We must have walked up nearly to the top of a neighborhood of shops, restaurants, ceramic studios and homes. When we reached the top we arrived at an old, traditional home with ancient mino pottery. The entrance was flanked by Japanese topiary which put us in the mood of calm. The open hikido (sliding doors) invited us through the tatami room to a hushed spot in front of water barely dripping through a bamboo tube causing water in a very large ceramic bowl to just shimmer. This is also the spot to observe the kiln which is stands across a small garden. Next to us was the diagram of the kiln and it's workings. After some time in contemplation, we entered the museum of uniformly stunning pottery.
This kiln, museum and workshop happened to be one of the most celebrated visionaries of Japanese ceramics and pottery, ever. Kobei Kato, began working and re-juvenating the lost art of ceramic making, which had been a huge part of early Persia and trade that extended all throughout Europe and the East, including Japan, but had fallen into disuse, as the cost and desire for the ‘fancy ‘styles found in the houses of wealthy Chinese, gave way to what was then more affordable, mass produced and practical items. Lest it be overlooked, this was several thousand years ago.
As Mr. Kato’s sons continued working in ceramics, the smaller museum we entered, was a collection of stunning ancient, 12th and 13th century items mostly from Persia and that region, but also included some of his works as he both collected and then began to re-invent the techniques which had fallen into obscurity.
This was not the only treat we were to experience in this compound.
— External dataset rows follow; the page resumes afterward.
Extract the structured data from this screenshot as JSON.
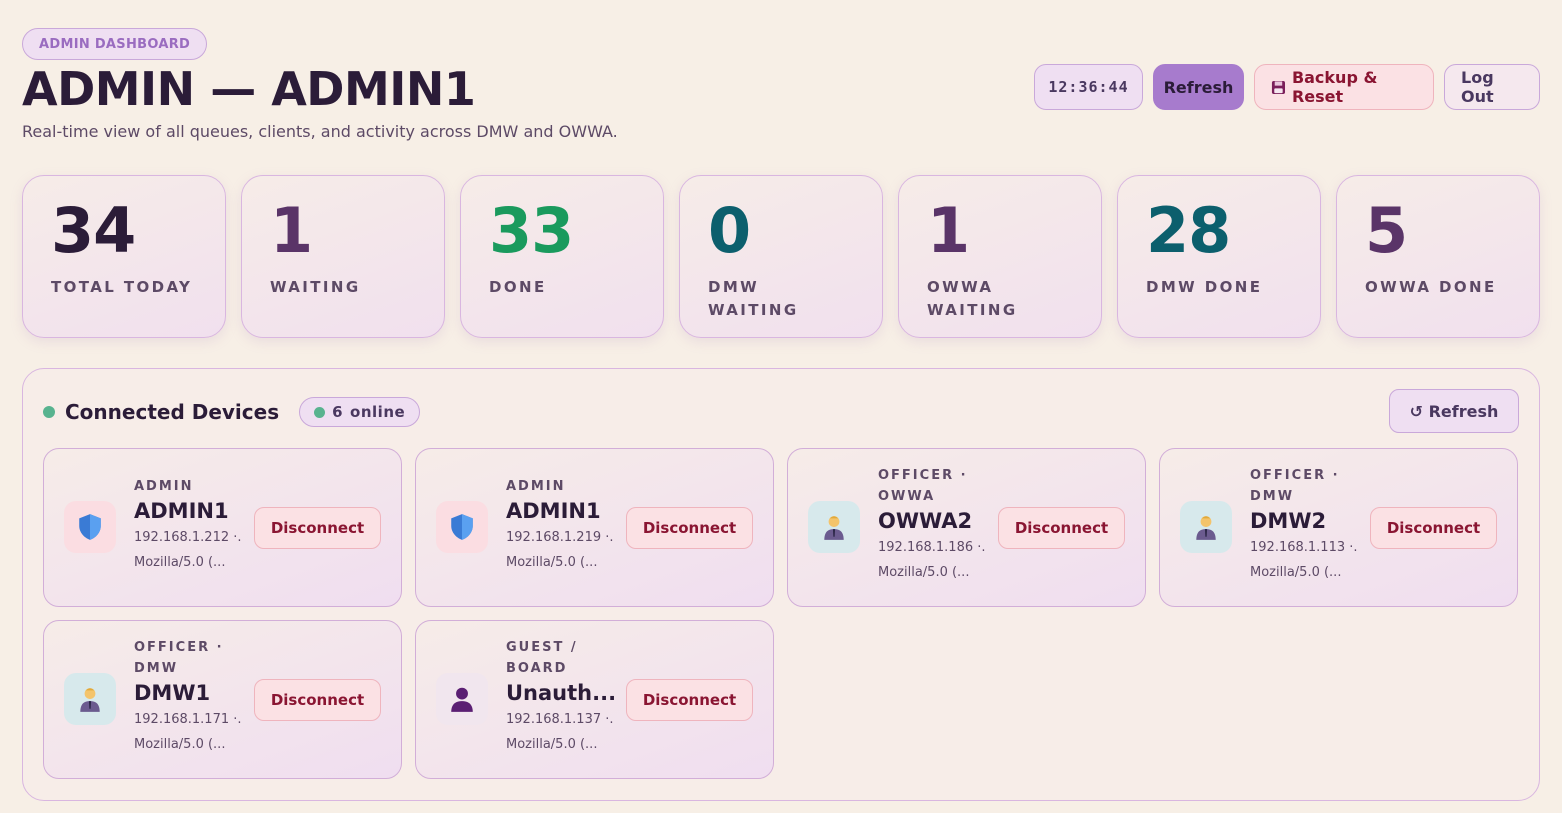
{
  "header": {
    "badge": "ADMIN DASHBOARD",
    "title": "ADMIN — ADMIN1",
    "subtitle": "Real-time view of all queues, clients, and activity across DMW and OWWA.",
    "clock": "12:36:44",
    "refresh_label": "Refresh",
    "backup_label": "Backup & Reset",
    "backup_icon": "floppy-disk-icon",
    "logout_label": "Log Out"
  },
  "stats": [
    {
      "value": "34",
      "label": "TOTAL TODAY",
      "color": "#2b1c38"
    },
    {
      "value": "1",
      "label": "WAITING",
      "color": "#5a3468"
    },
    {
      "value": "33",
      "label": "DONE",
      "color": "#1a9a5d"
    },
    {
      "value": "0",
      "label": "DMW WAITING",
      "color": "#0c5f6d"
    },
    {
      "value": "1",
      "label": "OWWA WAITING",
      "color": "#5a3468"
    },
    {
      "value": "28",
      "label": "DMW DONE",
      "color": "#0c5f6d"
    },
    {
      "value": "5",
      "label": "OWWA DONE",
      "color": "#5a3468"
    }
  ],
  "devices_panel": {
    "title": "Connected Devices",
    "online_count": "6",
    "online_label": "online",
    "refresh_label": "↺ Refresh",
    "status_color": "#58b38f",
    "devices": [
      {
        "role": "ADMIN",
        "name": "ADMIN1",
        "ip": "192.168.1.212 ·...",
        "ua": "Mozilla/5.0 (...",
        "icon": "shield-icon",
        "kind": "admin",
        "action": "Disconnect"
      },
      {
        "role": "ADMIN",
        "name": "ADMIN1",
        "ip": "192.168.1.219 ·...",
        "ua": "Mozilla/5.0 (...",
        "icon": "shield-icon",
        "kind": "admin",
        "action": "Disconnect"
      },
      {
        "role": "OFFICER · OWWA",
        "name": "OWWA2",
        "ip": "192.168.1.186 ·...",
        "ua": "Mozilla/5.0 (...",
        "icon": "officer-icon",
        "kind": "officer",
        "action": "Disconnect"
      },
      {
        "role": "OFFICER · DMW",
        "name": "DMW2",
        "ip": "192.168.1.113 ·...",
        "ua": "Mozilla/5.0 (...",
        "icon": "officer-icon",
        "kind": "officer",
        "action": "Disconnect"
      },
      {
        "role": "OFFICER · DMW",
        "name": "DMW1",
        "ip": "192.168.1.171 ·...",
        "ua": "Mozilla/5.0 (...",
        "icon": "officer-icon",
        "kind": "officer",
        "action": "Disconnect"
      },
      {
        "role": "GUEST / BOARD",
        "name": "Unauth...",
        "ip": "192.168.1.137 ·...",
        "ua": "Mozilla/5.0 (...",
        "icon": "guest-icon",
        "kind": "guest",
        "action": "Disconnect"
      }
    ]
  }
}
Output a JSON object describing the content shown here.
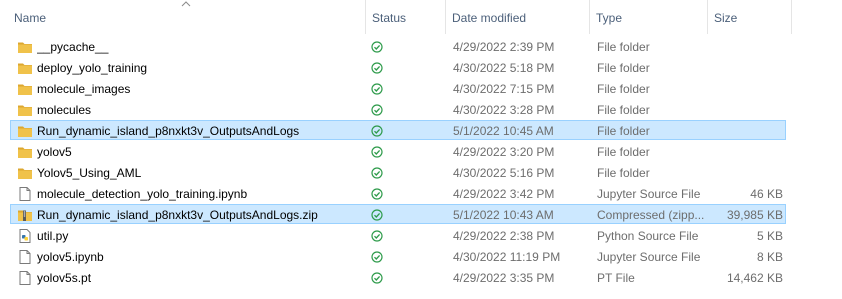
{
  "columns": {
    "name": "Name",
    "status": "Status",
    "date_modified": "Date modified",
    "type": "Type",
    "size": "Size"
  },
  "sort": {
    "column": "name",
    "direction": "ascending",
    "icon": "chevron-up-icon"
  },
  "status_icon": "sync-ok-icon",
  "colors": {
    "folder": "#f0c24a",
    "folder_dark": "#dca730",
    "status_ok": "#2e9b4b",
    "selection_bg": "#cce8ff",
    "selection_border": "#99d1ff",
    "header_text": "#4c607a",
    "meta_text": "#6d6d6d"
  },
  "files": [
    {
      "name": "__pycache__",
      "icon": "folder-icon",
      "date": "4/29/2022 2:39 PM",
      "type": "File folder",
      "size": "",
      "selected": false
    },
    {
      "name": "deploy_yolo_training",
      "icon": "folder-icon",
      "date": "4/30/2022 5:18 PM",
      "type": "File folder",
      "size": "",
      "selected": false
    },
    {
      "name": "molecule_images",
      "icon": "folder-icon",
      "date": "4/30/2022 7:15 PM",
      "type": "File folder",
      "size": "",
      "selected": false
    },
    {
      "name": "molecules",
      "icon": "folder-icon",
      "date": "4/30/2022 3:28 PM",
      "type": "File folder",
      "size": "",
      "selected": false
    },
    {
      "name": "Run_dynamic_island_p8nxkt3v_OutputsAndLogs",
      "icon": "folder-icon",
      "date": "5/1/2022 10:45 AM",
      "type": "File folder",
      "size": "",
      "selected": true
    },
    {
      "name": "yolov5",
      "icon": "folder-icon",
      "date": "4/29/2022 3:20 PM",
      "type": "File folder",
      "size": "",
      "selected": false
    },
    {
      "name": "Yolov5_Using_AML",
      "icon": "folder-icon",
      "date": "4/30/2022 5:16 PM",
      "type": "File folder",
      "size": "",
      "selected": false
    },
    {
      "name": "molecule_detection_yolo_training.ipynb",
      "icon": "document-icon",
      "date": "4/29/2022 3:42 PM",
      "type": "Jupyter Source File",
      "size": "46 KB",
      "selected": false
    },
    {
      "name": "Run_dynamic_island_p8nxkt3v_OutputsAndLogs.zip",
      "icon": "zip-icon",
      "date": "5/1/2022 10:43 AM",
      "type": "Compressed (zipp...",
      "size": "39,985 KB",
      "selected": true
    },
    {
      "name": "util.py",
      "icon": "python-file-icon",
      "date": "4/29/2022 2:38 PM",
      "type": "Python Source File",
      "size": "5 KB",
      "selected": false
    },
    {
      "name": "yolov5.ipynb",
      "icon": "document-icon",
      "date": "4/30/2022 11:19 PM",
      "type": "Jupyter Source File",
      "size": "8 KB",
      "selected": false
    },
    {
      "name": "yolov5s.pt",
      "icon": "document-icon",
      "date": "4/29/2022 3:35 PM",
      "type": "PT File",
      "size": "14,462 KB",
      "selected": false
    }
  ]
}
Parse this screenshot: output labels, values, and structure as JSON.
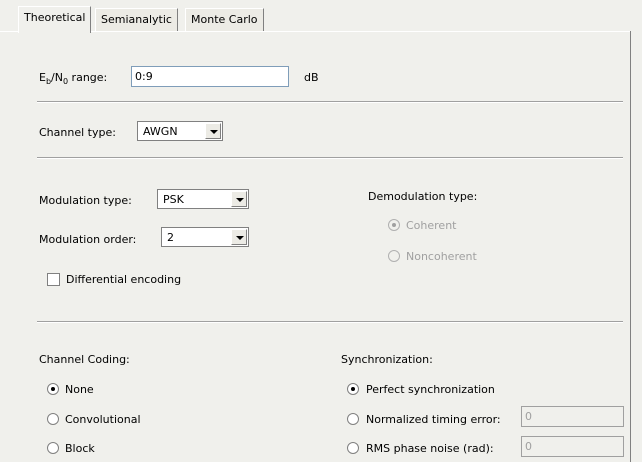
{
  "tabs": [
    {
      "label": "Theoretical",
      "active": true
    },
    {
      "label": "Semianalytic",
      "active": false
    },
    {
      "label": "Monte Carlo",
      "active": false
    }
  ],
  "ebno": {
    "label_E": "E",
    "label_b": "b",
    "label_N": "/N",
    "label_0": "0",
    "label_suffix": " range:",
    "value": "0:9",
    "unit": "dB"
  },
  "channel": {
    "label": "Channel type:",
    "value": "AWGN"
  },
  "modulation": {
    "type_label": "Modulation type:",
    "type_value": "PSK",
    "order_label": "Modulation order:",
    "order_value": "2",
    "differential_label": "Differential encoding",
    "differential_checked": false
  },
  "demodulation": {
    "title": "Demodulation type:",
    "options": [
      {
        "label": "Coherent",
        "selected": true
      },
      {
        "label": "Noncoherent",
        "selected": false
      }
    ]
  },
  "coding": {
    "title": "Channel Coding:",
    "options": [
      {
        "label": "None",
        "selected": true
      },
      {
        "label": "Convolutional",
        "selected": false
      },
      {
        "label": "Block",
        "selected": false
      }
    ]
  },
  "sync": {
    "title": "Synchronization:",
    "perfect_label": "Perfect synchronization",
    "timing_label": "Normalized timing error:",
    "timing_value": "0",
    "phase_label": "RMS phase noise (rad):",
    "phase_value": "0"
  }
}
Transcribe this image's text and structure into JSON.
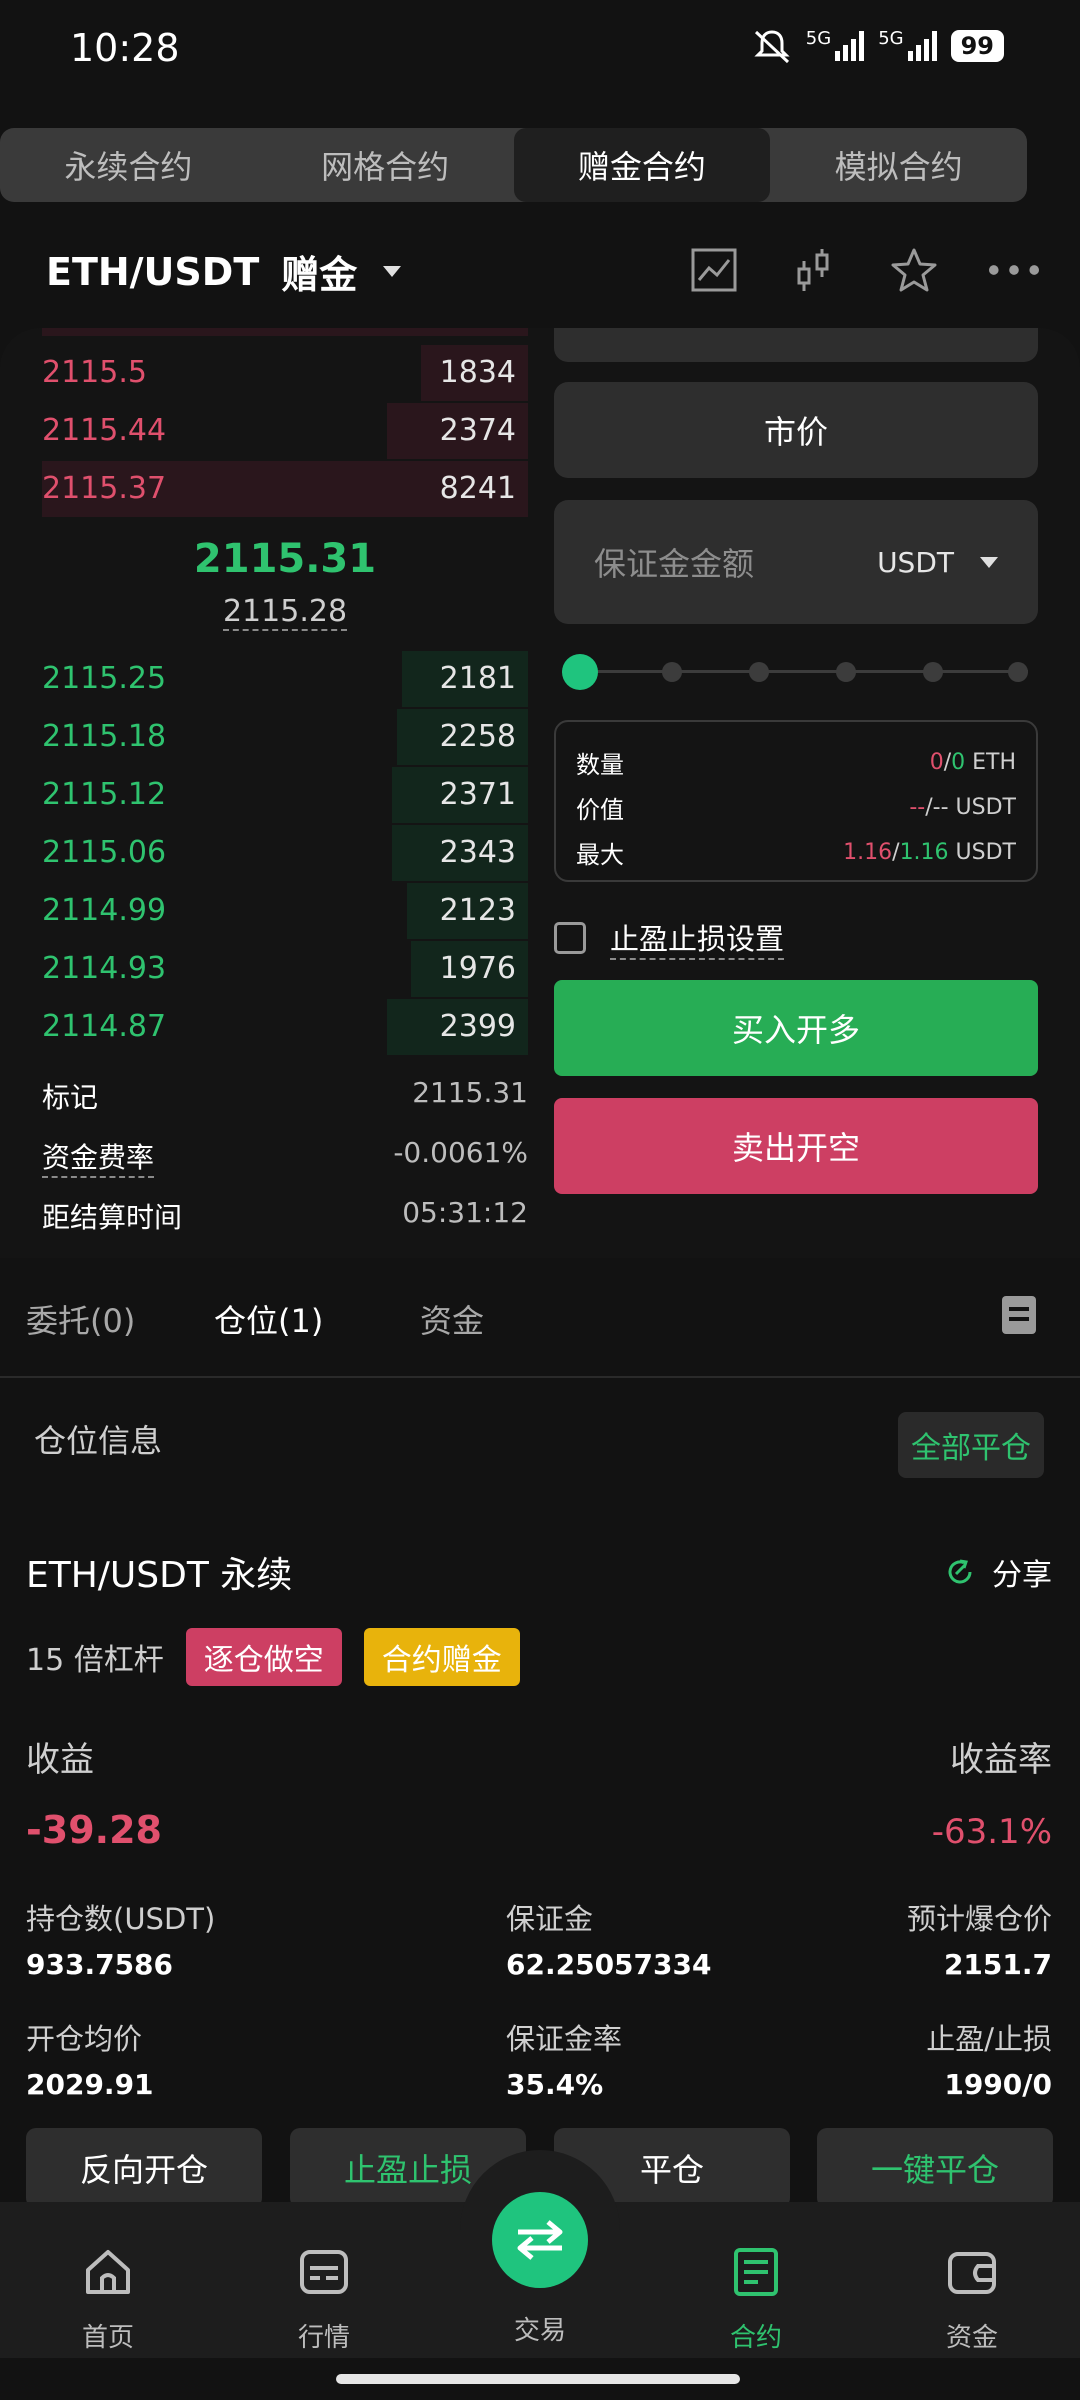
{
  "status": {
    "time": "10:28",
    "net1": "5G",
    "net2": "5G",
    "battery": "99"
  },
  "contract_tabs": [
    {
      "label": "永续合约",
      "active": false
    },
    {
      "label": "网格合约",
      "active": false
    },
    {
      "label": "赠金合约",
      "active": true
    },
    {
      "label": "模拟合约",
      "active": false
    }
  ],
  "header": {
    "pair": "ETH/USDT",
    "mode": "赠金",
    "icons": [
      "chart-icon",
      "candlestick-icon",
      "star-icon",
      "more-icon"
    ]
  },
  "orderbook": {
    "asks": [
      {
        "price": "2115.5",
        "qty": "1834",
        "depth": 0.22
      },
      {
        "price": "2115.44",
        "qty": "2374",
        "depth": 0.29
      },
      {
        "price": "2115.37",
        "qty": "8241",
        "depth": 1.0
      }
    ],
    "last_price": "2115.31",
    "mark_price": "2115.28",
    "bids": [
      {
        "price": "2115.25",
        "qty": "2181",
        "depth": 0.26
      },
      {
        "price": "2115.18",
        "qty": "2258",
        "depth": 0.27
      },
      {
        "price": "2115.12",
        "qty": "2371",
        "depth": 0.28
      },
      {
        "price": "2115.06",
        "qty": "2343",
        "depth": 0.28
      },
      {
        "price": "2114.99",
        "qty": "2123",
        "depth": 0.25
      },
      {
        "price": "2114.93",
        "qty": "1976",
        "depth": 0.24
      },
      {
        "price": "2114.87",
        "qty": "2399",
        "depth": 0.29
      }
    ],
    "mark_label": "标记",
    "mark_value": "2115.31",
    "funding_label": "资金费率",
    "funding_value": "-0.0061%",
    "settle_label": "距结算时间",
    "settle_value": "05:31:12"
  },
  "form": {
    "order_type": "市价",
    "margin_placeholder": "保证金金额",
    "margin_unit": "USDT",
    "slider_value": 0,
    "qty_label": "数量",
    "qty_a": "0",
    "qty_b": "0",
    "qty_unit": "ETH",
    "value_label": "价值",
    "value_a": "--",
    "value_b": "--",
    "value_unit": "USDT",
    "max_label": "最大",
    "max_a": "1.16",
    "max_b": "1.16",
    "max_unit": "USDT",
    "tpsl_label": "止盈止损设置",
    "buy_label": "买入开多",
    "sell_label": "卖出开空"
  },
  "bottom_tabs": {
    "orders": "委托(0)",
    "positions": "仓位(1)",
    "assets": "资金"
  },
  "position": {
    "section_title": "仓位信息",
    "close_all": "全部平仓",
    "pair": "ETH/USDT 永续",
    "share": "分享",
    "leverage": "15 倍杠杆",
    "tag_side": "逐仓做空",
    "tag_bonus": "合约赠金",
    "pnl_label": "收益",
    "pnl_value": "-39.28",
    "roe_label": "收益率",
    "roe_value": "-63.1%",
    "size_label": "持仓数(USDT)",
    "size_value": "933.7586",
    "margin_label": "保证金",
    "margin_value": "62.25057334",
    "liq_label": "预计爆仓价",
    "liq_value": "2151.7",
    "entry_label": "开仓均价",
    "entry_value": "2029.91",
    "margin_ratio_label": "保证金率",
    "margin_ratio_value": "35.4%",
    "tpsl_label": "止盈/止损",
    "tpsl_value": "1990/0",
    "actions": [
      "反向开仓",
      "止盈止损",
      "平仓",
      "一键平仓"
    ]
  },
  "nav": [
    {
      "label": "首页",
      "icon": "home-icon"
    },
    {
      "label": "行情",
      "icon": "market-icon"
    },
    {
      "label": "交易",
      "icon": "swap-icon"
    },
    {
      "label": "合约",
      "icon": "contract-icon",
      "active": true
    },
    {
      "label": "资金",
      "icon": "wallet-icon"
    }
  ],
  "colors": {
    "green": "#2fc36f",
    "red": "#e0506d",
    "accent": "#1fc47e",
    "bonus": "#e8b30c"
  }
}
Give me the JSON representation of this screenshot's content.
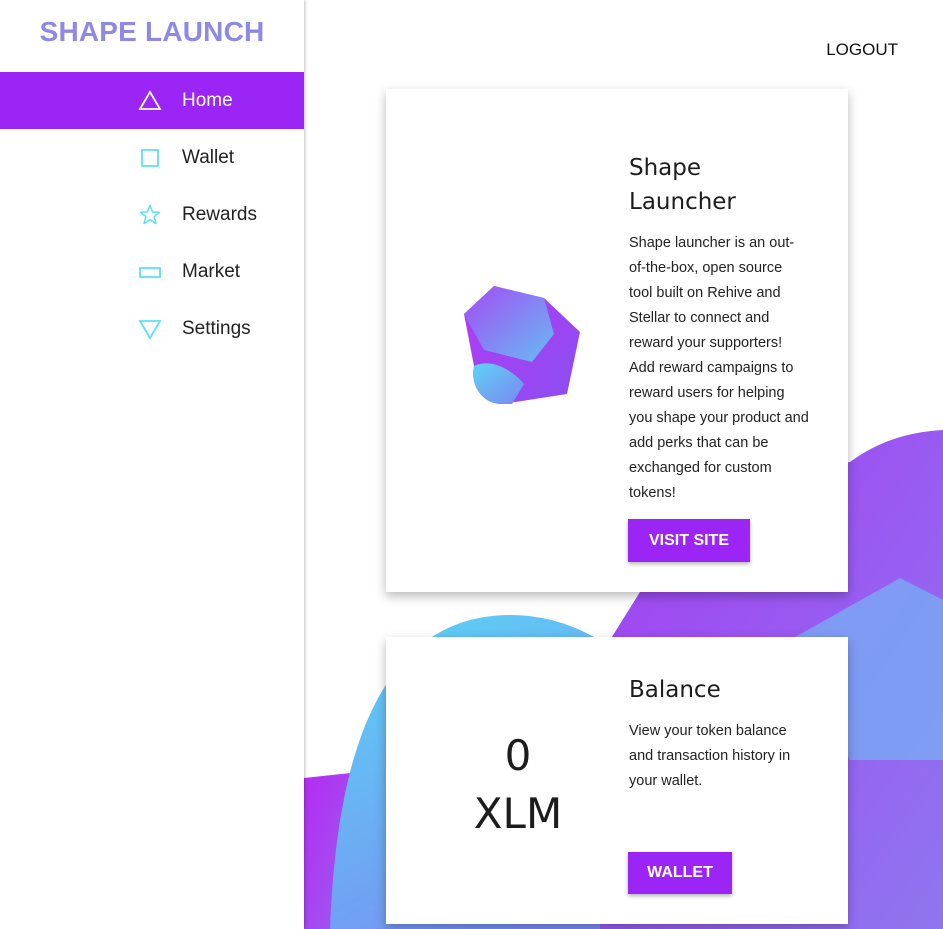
{
  "brand": {
    "title": "SHAPE LAUNCH"
  },
  "header": {
    "logout_label": "LOGOUT"
  },
  "sidebar": {
    "items": [
      {
        "label": "Home",
        "icon": "triangle-icon",
        "active": true
      },
      {
        "label": "Wallet",
        "icon": "square-icon",
        "active": false
      },
      {
        "label": "Rewards",
        "icon": "star-icon",
        "active": false
      },
      {
        "label": "Market",
        "icon": "rectangle-icon",
        "active": false
      },
      {
        "label": "Settings",
        "icon": "inverted-triangle-icon",
        "active": false
      }
    ]
  },
  "cards": {
    "launcher": {
      "title": "Shape Launcher",
      "body": "Shape launcher is an out-of-the-box, open source tool built on Rehive and Stellar to connect and reward your supporters! Add reward campaigns to reward users for helping you shape your product and add perks that can be exchanged for custom tokens!",
      "button_label": "VISIT SITE"
    },
    "balance": {
      "title": "Balance",
      "amount": "0",
      "currency": "XLM",
      "body": "View your token balance and transaction history in your wallet.",
      "button_label": "WALLET"
    }
  },
  "colors": {
    "accent": "#9b25f5",
    "brand": "#8e89e6",
    "icon": "#5ee0f0"
  }
}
As one left this unique building styled in typical Japanese houses, one could see the old brick chimney from one of the oldest kilns in the region, still standing, and to the left one could look through the large open doors into the much bigger, gas-fired ovens now being used by this company (name) to make mass produced ceramics and pottery items.
Across the inner-courtyard area of this compound was a very large modern but esthetically sleek building in which still more wonderful and treasured objects mostly now very rare and highly regarded examples of ceramics and pottery that were too complex to describe, beyond noting the variety, color, stunning shapes and artistically pleasing examples of this ancient craft. While this took but a short time, it was well worth the doing for if one were to skip this, it would be a very significant lost opportunity.
In this same compound, we next moved to a very small building housing the work of the present day Mr. Kato and the impact of his talent, the artistry, the delicate nature of the various pieces and their exquisite execution was breathtaking. Needless to say, the objects seemed to be for sale, as there were at least some valued appraisal on the small description card near the piece. Those were also breathtaking and assure one to keep one’s hands well away from any piece, lest the unimaginable happen: break it and its yours….
Taking our leave of this fine set of museums and all they hold, this, too is another ‘must do’ if one were to return to Tajimi.